Most dangerously, if accidentally bumped, it can easily perforate the eardrum, resulting in permanent hearing damage. The cotton tip of a swab also often detaches during cleaning and remains in the ear canal.
✅ Correct approach:
Earwax (cerumen) usually expels itself. Simply gently wipe the entrance of the ear canal with a damp towel. If an impaction does form, seek medical attention promptly.
Habit 3: Wearing Headphones for Long Periods at High Volumes
Common scenario: commuting, staying up late at night, wearing earphones and immersed in your own world, with the volume so high that people around can hear it.
Mechanism of ear damage: prolonged, high-intensity sound directly damages the hair cells of the inner ear.
✅ Safety rule:
60%
Keep the volume below 60% of the device’s maximum volume.
Do not use continuously for more than 60 minutes.
In noisy environments, use noise-cancelling headphones instead of merely turning up the volume.
Habit Four: Frequent entry into high-decibel environments
Common scenarios: KTV, bars, live houses, gym group exercise rooms, cinemas.
Mechanism of ear damage: The noise level in these venues generally exceeds 85 decibels (equivalent to traffic noise in a busy city), and some even exceed 100 decibels. Staying in such an environment for half an hour is enough to cause a temporary threshold shift (temporary hearing decrease); long-term exposure can result in permanent damage.
✅ Protective measures:
Occasional recreational use is acceptable, but try to stay away from the sound source. If possible, wear professional noise-reducing earplugs. Give your ears some time to rest and recover.
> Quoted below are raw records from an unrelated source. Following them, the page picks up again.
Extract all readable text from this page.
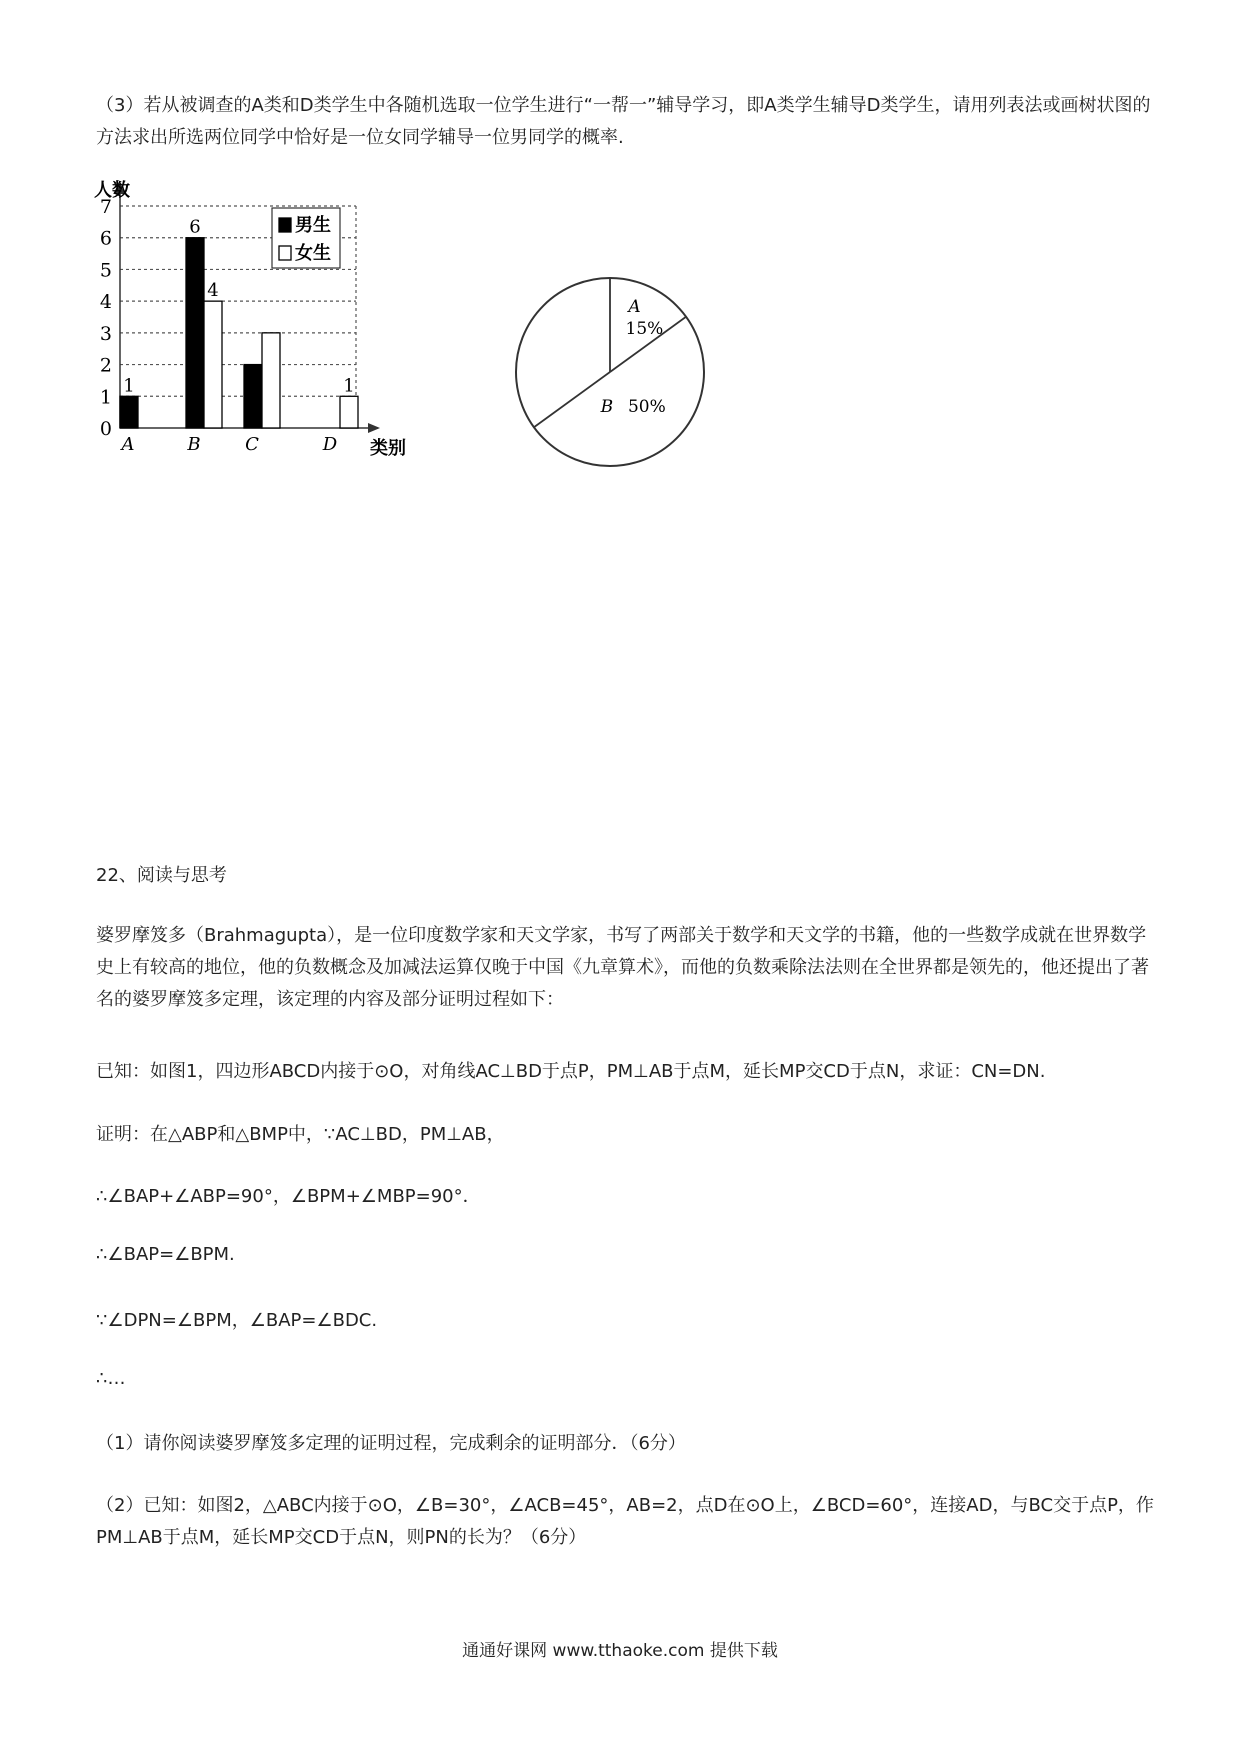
（3）若从被调查的A类和D类学生中各随机选取一位学生进行“一帮一”辅导学习，即A类学生辅导D类学生，请用列表法或画树状图的方法求出所选两位同学中恰好是一位女同学辅导一位男同学的概率.

0
1
2
3
4
5
6
7
A	B C	D
1
6
4
1
人数
类别
男生
女生
A
15%
B 50%

22、阅读与思考

婆罗摩笈多（Brahmagupta），是一位印度数学家和天文学家，书写了两部关于数学和天文学的书籍，他的一些数学成就在世界数学史上有较高的地位，他的负数概念及加减法运算仅晚于中国《九章算术》，而他的负数乘除法法则在全世界都是领先的，他还提出了著名的婆罗摩笈多定理，该定理的内容及部分证明过程如下：

已知：如图1，四边形ABCD内接于⊙O，对角线AC⊥BD于点P，PM⊥AB于点M，延长MP交CD于点N，求证：CN=DN.

证明：在△ABP和△BMP中，∵AC⊥BD，PM⊥AB，
∴∠BAP+∠ABP=90°，∠BPM+∠MBP=90°．
∴∠BAP=∠BPM.
∵∠DPN=∠BPM，∠BAP=∠BDC.
∴…

（1）请你阅读婆罗摩笈多定理的证明过程，完成剩余的证明部分．（6分）

（2）已知：如图2，△ABC内接于⊙O，∠B=30°，∠ACB=45°，AB=2，点D在⊙O上，∠BCD=60°，连接AD，与BC交于点P，作PM⊥AB于点M，延长MP交CD于点N，则PN的长为？（6分）

通通好课网 www.tthaoke.com 提供下载
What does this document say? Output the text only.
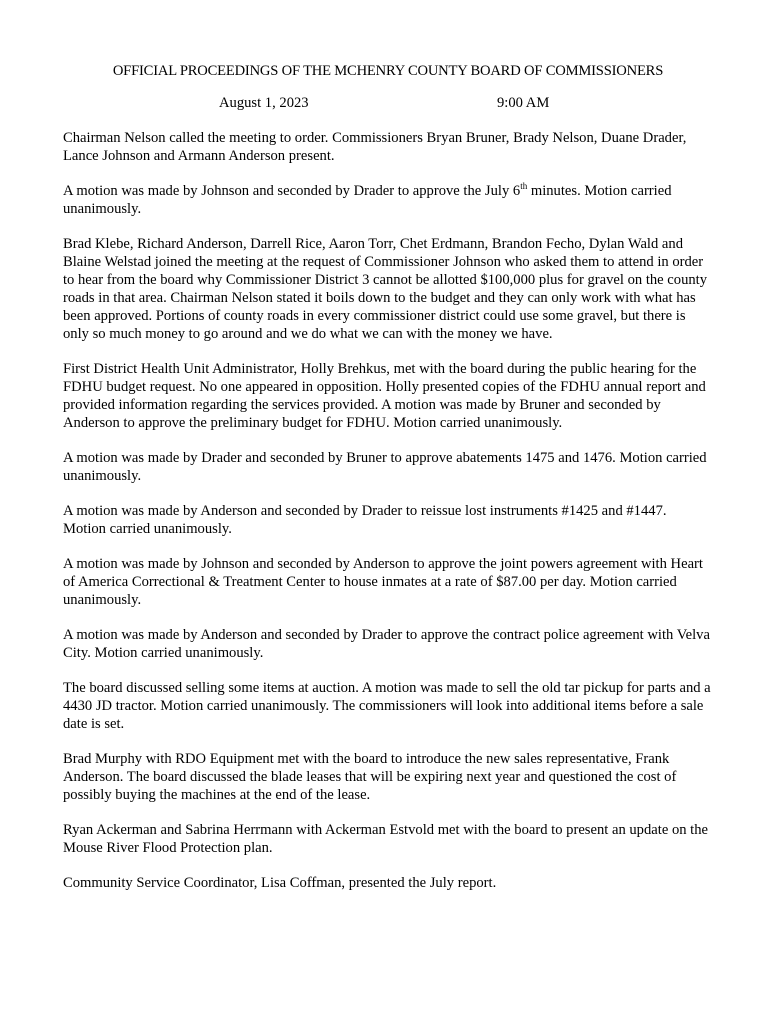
OFFICIAL PROCEEDINGS OF THE MCHENRY COUNTY BOARD OF COMMISSIONERS
August 1, 2023	9:00 AM

Chairman Nelson called the meeting to order. Commissioners Bryan Bruner, Brady Nelson, Duane Drader, Lance Johnson and Armann Anderson present.

A motion was made by Johnson and seconded by Drader to approve the July 6th minutes. Motion carried unanimously.

Brad Klebe, Richard Anderson, Darrell Rice, Aaron Torr, Chet Erdmann, Brandon Fecho, Dylan Wald and Blaine Welstad joined the meeting at the request of Commissioner Johnson who asked them to attend in order to hear from the board why Commissioner District 3 cannot be allotted $100,000 plus for gravel on the county roads in that area. Chairman Nelson stated it boils down to the budget and they can only work with what has been approved. Portions of county roads in every commissioner district could use some gravel, but there is only so much money to go around and we do what we can with the money we have.

First District Health Unit Administrator, Holly Brehkus, met with the board during the public hearing for the FDHU budget request. No one appeared in opposition. Holly presented copies of the FDHU annual report and provided information regarding the services provided. A motion was made by Bruner and seconded by Anderson to approve the preliminary budget for FDHU. Motion carried unanimously.

A motion was made by Drader and seconded by Bruner to approve abatements 1475 and 1476. Motion carried unanimously.

A motion was made by Anderson and seconded by Drader to reissue lost instruments #1425 and #1447. Motion carried unanimously.

A motion was made by Johnson and seconded by Anderson to approve the joint powers agreement with Heart of America Correctional & Treatment Center to house inmates at a rate of $87.00 per day. Motion carried unanimously.

A motion was made by Anderson and seconded by Drader to approve the contract police agreement with Velva City. Motion carried unanimously.

The board discussed selling some items at auction. A motion was made to sell the old tar pickup for parts and a 4430 JD tractor. Motion carried unanimously. The commissioners will look into additional items before a sale date is set.

Brad Murphy with RDO Equipment met with the board to introduce the new sales representative, Frank Anderson. The board discussed the blade leases that will be expiring next year and questioned the cost of possibly buying the machines at the end of the lease.

Ryan Ackerman and Sabrina Herrmann with Ackerman Estvold met with the board to present an update on the Mouse River Flood Protection plan.

Community Service Coordinator, Lisa Coffman, presented the July report.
Habit Five: Ignoring water in the ear
Common scenario: after swimming or showering, you feel water in your ear and just shake it off.
Mechanism of ear injury: the ear canal is a warm, moist environment; water that remains for a long time can soften the ear canal skin and macerate cerumen, creating a "breeding ground" for bacteria and fungi, which easily leads to otitis externa, commonly called "swimmer's ear," with symptoms including itching, pain, and purulent discharge.
✅ Correct handling:
Tilt the head toward the side with water and hop on one foot.
Use a hairdryer on the cool setting from an arm's length away from the ear to gently dry.
If you still feel water trapped, use a cotton swab only to gently absorb at the entrance of the ear canal; do not insert it deeply.
I hope that after reading this article you will take immediate action:
Self-check: Compare yourself against the five items above and break the bad habits.
Share: Remind those you care about and your family, especially children and young people who love wearing headphones.
Be alert: If you experience tinnitus, ear fullness, needing to raise the TV volume, or difficulty understanding others (especially in noisy environments), be sure to see an ENT specialist promptly.
The popular science content is for reference only and cannot replace professional medical advice. If you have specific symptoms, please seek medical attention promptly.